In [82]:
import tensorflow as tf
import numpy as np
import math

SSD - the single shot detector uses a variation on Mulitbox, Faster RCNN style box priors

It generates a lot of box priors using feature shapes from conv layers - these conv layers provide a kind of scale pyramid - the stride creating a enlarged receptive field. We concat box priors from the various convs, threshold and apply non-maximal surpression.

Lets visualize some of the prior anchors


In [83]:
feat_shapes=[(38, 38), (19, 19), (10, 10), (5, 5), (3, 3), (1, 1)]

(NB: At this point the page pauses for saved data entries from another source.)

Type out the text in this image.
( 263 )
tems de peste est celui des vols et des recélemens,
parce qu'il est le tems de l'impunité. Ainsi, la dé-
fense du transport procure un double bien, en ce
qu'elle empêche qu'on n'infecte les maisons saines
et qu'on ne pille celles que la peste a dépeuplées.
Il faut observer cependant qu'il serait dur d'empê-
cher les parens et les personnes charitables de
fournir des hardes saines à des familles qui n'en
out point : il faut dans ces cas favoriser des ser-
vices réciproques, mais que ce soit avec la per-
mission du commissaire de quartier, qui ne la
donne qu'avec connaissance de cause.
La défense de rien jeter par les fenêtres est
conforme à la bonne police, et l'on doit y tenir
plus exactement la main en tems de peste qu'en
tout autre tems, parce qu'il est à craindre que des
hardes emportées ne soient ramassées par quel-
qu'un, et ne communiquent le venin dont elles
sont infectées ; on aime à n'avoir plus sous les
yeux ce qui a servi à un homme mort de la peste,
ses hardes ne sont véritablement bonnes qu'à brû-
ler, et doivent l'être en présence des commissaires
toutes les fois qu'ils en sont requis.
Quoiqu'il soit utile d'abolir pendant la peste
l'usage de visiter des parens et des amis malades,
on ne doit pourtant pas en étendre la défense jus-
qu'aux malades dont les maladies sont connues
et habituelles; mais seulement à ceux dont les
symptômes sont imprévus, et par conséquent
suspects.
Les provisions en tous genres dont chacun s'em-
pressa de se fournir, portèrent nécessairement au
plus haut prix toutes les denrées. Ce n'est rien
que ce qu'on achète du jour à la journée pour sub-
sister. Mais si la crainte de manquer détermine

anchor_size_bounds=[0.15, 0.90]

anchor_sizes=[(21., 45.),
              (45., 99.),
              (99., 153.),
              (153., 207.),
              (207., 261.),
              (261., 315.)]

anchor_ratios=[[2, .5],
               [2, .5, 3, 1./3],
               [2, .5, 3, 1./3],
               [2, .5, 3, 1./3],
               [2, .5],
               [2, .5]]

anchor_steps=[8, 16, 32, 64, 100, 300]

anchor_offset=0.5

normalizations=[20, -1, -1, -1, -1, -1]

prior_scaling=[0.1, 0.1, 0.2, 0.2]

In [84]:
def box_anchors(img_shape,
                         feat_shape,
                         sizes,
                         ratios,
                         offset=0.5,
                         dtype=np.float32):
    """
    The box creation is pretty basic - just tile a load of boxes over the image
    """
    
    print(img_shape, feat_shape, sizes, ratios, step)
    # Compute the position grid: simple way.
    y, x = np.mgrid[0:feat_shape[0], 0:feat_shape[1]]
    y = (y.astype(dtype) + offset) / feat_shape[0]
    x = (x.astype(dtype) + offset) / feat_shape[1]
    
    # Expand dims
    y = np.expand_dims(y, axis=-1)
    x = np.expand_dims(x, axis=-1)

    # Compute relative height and width.
    # Tries to follow the original implementation of SSD for the order.
    num_anchors = len(sizes) + len(ratios)
    h = np.zeros((num_anchors, ), dtype=dtype)
    w = np.zeros((num_anchors, ), dtype=dtype)
    
    # Add first anchor boxes with ratio=1.
    h[0] = sizes[0] / img_shape[0]
    w[0] = sizes[0] / img_shape[1]
    
    h[1] = math.sqrt(sizes[0] * sizes[1]) / img_shape[0]
    w[1] = math.sqrt(sizes[0] * sizes[1]) / img_shape[1]
    
    di = 2
        
    for i, r in enumerate(ratios):
        h[i+di] = sizes[0] / img_shape[0] / math.sqrt(r)
        w[i+di] = sizes[0] / img_shape[1] * math.sqrt(r)
    return y, x, h, w

ssd_anchor_one_layer(img_shape, feat_shape, sizes, ratios, step, offset=0.5, dtype=np.float32)


In [85]:
i = 2
img_shape = [300, 300]

a_y, a_x, a_h, a_w = ssd_anchor_one_layer(img_shape, feat_shapes[i],
                             anchor_sizes[i],
                             anchor_ratios[i],
                             anchor_steps[i])

#print(np.transpose(yx))
print(a_y.shape)

#print(np.transpose(yx))
print(a_x.shape)


([300, 300], (10, 10), (99.0, 153.0), [2, 0.5, 3, 0.3333333333333333], 32)
(10, 10, 1)
(10, 10, 1)

In [86]:
import matplotlib.pyplot as plt
import matplotlib.patches as patches
import matplotlib.image as mpimg

fig, ax = plt.subplots(1)

width = 300
height = 300

boxes = 0

for x in range(0, feat_shapes[i][0]):
    for y in range(0, feat_shapes[i][1]):
        
        for w_i in range(0, 1):
            for h_i in range(0, 1):
        
                w = a_w[w_i]
                h = a_h[h_i]

                x_pos = a_x[x,y][0] - (w/2)
                y_pos = a_y[x,y][0] - (h/2)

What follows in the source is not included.